Zimbabwe has an estimated population of more than 500 000 artisanal and small-scale miners, with over 1 500 000 people depending on artisanal and small-scale mining.
“I am on the road to recovery,” said Nyoni, from his Ironsides home in Shurugwi.
“I was lucky that I got treatment on time thanks to this programme that is targeting gold panners.”
Artisanal and small-scale mining is characterised by excessive exposure to occupational hazards such as mercury- and silica-containing dust.
According to the International Agency for Research on Cancer, silica dust has been classified as a group one carcinogen and is associated with lung cancer.
“KN-TB has contributed to the detection of 7 317 TB cases since 2019,” UZT technical director Sithabiso Dube.
“In the districts where we are, these are the numbers that have come out.
“We do not work as a silo, we are supporting the Ministry of Health and Child Care and the projects districts contributed 16% of the national TB notification.
“The project is being implemented in the districts that were not doing well before and we are really seeing the improvement.”
Nyoni said his duties as an artisanal miner exposed him to dust where there was poor ventilation and he worked without adequate personal protective equipment.
“When I became a mukorokoza I used to work in overcrowded and poorly ventilated shafts,” he said.
“Sometimes I would not go back home after work but join fellow miners in the overcrowded compounds.
“We would go into the makeshift overcrowded bars at night.”
Dube said artisanal miners were among groups being left out on a number of intervention programmes due to a number of factors.
“Artisanal miners have poor health-seeking behaviour and live in overcrowded and poor shelters,” she said.
“Overcrowding and poorly ventilated shafts predispose them to both silicosis and TB.
“Artisanal miners’ highly nomadic life complicates the provision of comprehensive health services.
“It may be difficult for them to adhere to TB treatment since they must attend scheduled clinic visits for a number of months.”
The Kunda-Nqob’ iTB project, according to Dube seeks to have TB services reach out to artisanal and small-scale miners.
“We wanted to make sure that we can reach them and also screen them,” she said.
“We found that using this target population screening, our yields have improved and we are now finding more and more of those missing cases using both the outreach and clinical approach.
“Plans are under way to expand the KN-TB programme to other four districts namely Shamva, Chegutu, Sanyati and Mazowe to make them 12 even though the proposal is yet to be approved by the USAid.”
She said the expanded footprint will increase population reach from 1 629 728 to 2 645 654 and contribute to finding an additional 4 534 TB cases over two years (subject to concurrence withrespective new districts).
Mxolisi Ngwenya from the Ministry of Health and Child Care’s Aids and TB Unit said the new approach has seen them killing two birds with one stone.
“We have adopted what is known as integrated TB and HIV care where we do TB screening and at the same time test for HIV,” Ngwenya said.
“You will notice when you get to a clinic.

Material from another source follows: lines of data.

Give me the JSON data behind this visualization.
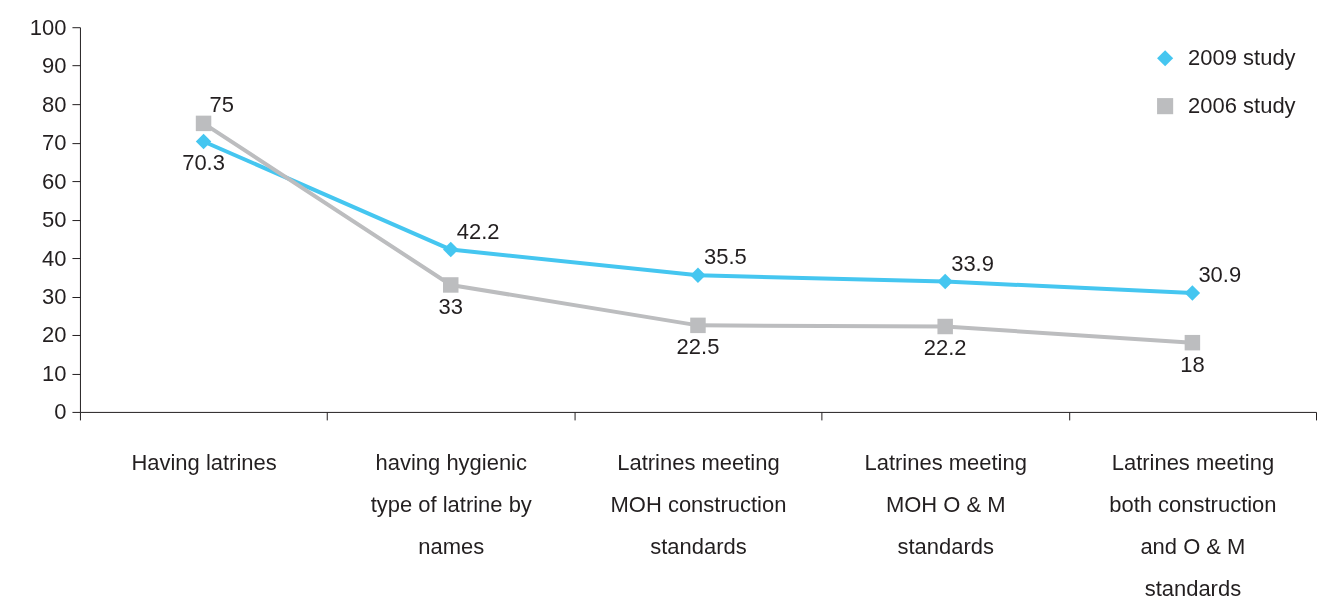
{
  "chart_data": {
    "type": "line",
    "categories": [
      "Having latrines",
      "having hygienic type of latrine by names",
      "Latrines meeting MOH construction standards",
      "Latrines meeting MOH O & M standards",
      "Latrines meeting both construction and O & M standards"
    ],
    "series": [
      {
        "name": "2009 study",
        "color": "#45c6f0",
        "marker": "diamond",
        "values": [
          70.3,
          42.2,
          35.5,
          33.9,
          30.9
        ]
      },
      {
        "name": "2006 study",
        "color": "#bcbdbf",
        "marker": "square",
        "values": [
          75,
          33,
          22.5,
          22.2,
          18
        ]
      }
    ],
    "ylim": [
      0,
      100
    ],
    "yticks": [
      0,
      10,
      20,
      30,
      40,
      50,
      60,
      70,
      80,
      90,
      100
    ],
    "data_labels": true,
    "legend": "top right"
  }
}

Whatever clinic, think of any clinic you have been to.
“When we also suspect that you have HIV, we screen you for TB because these two diseases move side-by-side.
“This has been so successful because we now know the HIV status of 99,9% of people with TB in Zimbabwe.”
Zimbabwe is one of the countries heavily burdened by TB, TB/HIV and multi-drug resistant TB. Just over 11,58% of the country’s adults are living with HIV and the TB estimated incidence was 193/100 000 people in 2020.
TB is also primarily an HIV-driven epidemic with TB/HIV co-infection rate in Zimbabwe estimated to be 54% in 2020.
Nyoni believes he will soon recover and vowed not to go back to the shafts.
“If I recover, I will not go back to the trenches unless there are proper safety measures including personal protection equipment,” he said.